Journal du conteur

Une fois pour toutes

Tout jeune encore, il avait voulu se libérer une fois pour toutes de tous les désirs secondaires, accessoires. Une fois pour toutes, flamber la richesse ; une fois pour toutes, souffrir les affres de la passion voluptueuse… Une fois pour toutes, épuiser tour à tour les quelques grandes tentations du siècle, puis, ses préparatifs terminés, ses désirs et sa curiosité satisfaits, enfin libre, devant lui un couloir de temps de vie vide de tout sauf de son obsession jusqu’alors retenue, alors s’y vouer : alors se consacrer exclusivement à l’accomplissement de son ambition d’exceller dans un domaine et un seul.

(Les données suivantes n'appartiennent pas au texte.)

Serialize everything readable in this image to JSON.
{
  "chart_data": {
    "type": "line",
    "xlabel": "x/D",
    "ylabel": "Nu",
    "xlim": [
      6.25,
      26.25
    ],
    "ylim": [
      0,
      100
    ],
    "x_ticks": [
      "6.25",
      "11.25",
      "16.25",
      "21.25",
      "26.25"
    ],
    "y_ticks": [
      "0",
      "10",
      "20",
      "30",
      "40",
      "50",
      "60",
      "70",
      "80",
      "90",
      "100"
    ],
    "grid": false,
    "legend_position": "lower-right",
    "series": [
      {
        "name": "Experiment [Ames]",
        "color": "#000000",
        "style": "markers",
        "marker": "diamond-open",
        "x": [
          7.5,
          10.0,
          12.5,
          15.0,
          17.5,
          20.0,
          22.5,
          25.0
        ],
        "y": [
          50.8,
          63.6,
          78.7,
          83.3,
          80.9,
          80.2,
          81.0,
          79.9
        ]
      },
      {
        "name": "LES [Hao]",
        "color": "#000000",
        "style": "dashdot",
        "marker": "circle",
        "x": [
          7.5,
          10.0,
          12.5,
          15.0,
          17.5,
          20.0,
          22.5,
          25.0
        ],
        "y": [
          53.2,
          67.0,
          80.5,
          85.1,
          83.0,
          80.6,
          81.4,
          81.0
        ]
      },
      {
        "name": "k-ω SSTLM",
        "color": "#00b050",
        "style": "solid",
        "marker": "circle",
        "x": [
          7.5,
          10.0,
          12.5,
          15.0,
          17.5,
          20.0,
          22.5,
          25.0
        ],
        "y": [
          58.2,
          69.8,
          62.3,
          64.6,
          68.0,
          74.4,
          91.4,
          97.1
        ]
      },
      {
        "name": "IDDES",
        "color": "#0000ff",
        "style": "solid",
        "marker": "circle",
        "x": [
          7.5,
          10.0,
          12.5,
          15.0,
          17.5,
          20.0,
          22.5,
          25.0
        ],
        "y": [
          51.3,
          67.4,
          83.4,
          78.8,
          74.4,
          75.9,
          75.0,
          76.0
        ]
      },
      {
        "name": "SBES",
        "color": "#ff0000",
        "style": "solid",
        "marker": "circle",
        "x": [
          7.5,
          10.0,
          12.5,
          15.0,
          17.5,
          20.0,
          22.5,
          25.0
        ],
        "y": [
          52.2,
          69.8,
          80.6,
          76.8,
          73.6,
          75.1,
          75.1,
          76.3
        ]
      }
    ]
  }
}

Dans les contes, le jeune ambitieux, aidé par un merle et conseillé par un loup, à force d’errer dans la forêt finit par trouver le grand château de la vie. Le pont-levis est baissé ; il entre sans peur. À l’intérieur, aucune porte n’est verrouillée. Dans chaque serrure, une clé. Mais il sait déjà ce qu’il cherche : la plus petite des chambres confortables, une sous-pente qu’il avait repérée du dehors, en faisant le tour des douves et des murs, en observant les fenêtres ; une chambrette coincée entre la roche et la pierre, donnant sur le vide. Il explore le château à sa recherche, incurieux des autres portes. Et pour ne pas craindre un jour la tentation, il verrouille chacune des portes qu’il croise et en jette la clé par les fenêtres dans les douves. Quand il trouve la chambre qu’il cherchait, il s’y installe aussitôt, ravi. Mais au bout de seulement quelques semaines là, assailli chaque nuit par des fantômes — chuchotements, frôlements, grincements —, il commence à penser aux portes, aux autres portes, qu’il a toutes verrouillées et dont il a jeté les clés. Qu’y avait-il derrière ? Il croit résister longtemps, mais en fait de concentration, sa veille s’épuise à imaginer les vies qu’elles promettaient. Jusqu’au jour où brusquement il sort de sa chambre, commence à errer par les couloirs silencieux. Devant la première porte qu’il rencontre, il sort sa dernière clé, celle de sa propre chambre, et l’essaye dans la serrure. Et la porte s’ouvre, sur une vaste plaine déserte où le vent chaud couche les épis. Il continue ; quelques minutes lui suffisent pour se convaincre que la clé de sa chambre est un passe qui ouvre toutes les portes du château, du grand château de la vie.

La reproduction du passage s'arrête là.